Other things to stock up on now would be magazines for all of your semi-automatic rifles and pistols. Companies like Palmetto State Armory and Primary Arms continue to have frequent sales on items like Magpul and D&H AR-15 magazines for prices like $8.99 and $6.99, respectively. Stock up while you can. (Note: I am not affiliated with these two companies except as a repeat satisfied customer of both).

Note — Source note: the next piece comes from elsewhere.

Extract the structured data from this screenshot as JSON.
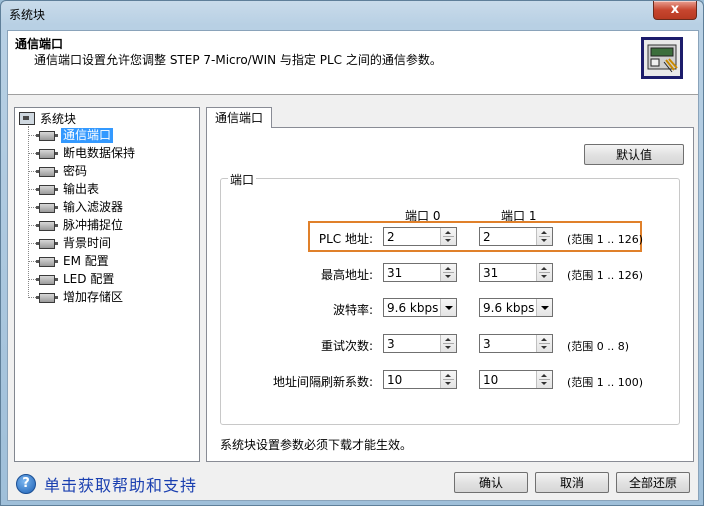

Finally, ammunition. Though I tend to keep plenty on hand and rarely burn though more than 100 rounds of 9mm in a single range session, the fact that I have several upcoming classes and prefer to always maintain a bit of a stash has had me trolling the online stores looking for deals. On a related note, although I do not reload my own ammunition, I ALWAYS collect my brass from the range (and ask neighboring folks if they keep theirs…if not, more for me). Though prices on used brass are quite low right now, I expect them to rise if panic ensues. I currently maintain a few thousand pieces of used brass in Ziploc freezer bags, ready to sell to reloaders or send to a company like Freedom Munitions as soon as prices rise again.
It is not my intention with this article to foment panic. Rather, as John and I try to promote training and practice along with a certain level of preparedness, it would make me sad if people decided to forego training opportunities a year from now because they lack ammunition, magazines, or some other key ingredient to training success. I do not think it’s necessary to stock up by the truckload on any of these items. Instead, just imagine if you are scheduled to take a carbine class in a week but are anxious because your AR-15 firing pin broke at the range yesterday and now you cannot find a replacement. Having a little bit of foresight now can get you through a possible tough time in the not-too-distant future.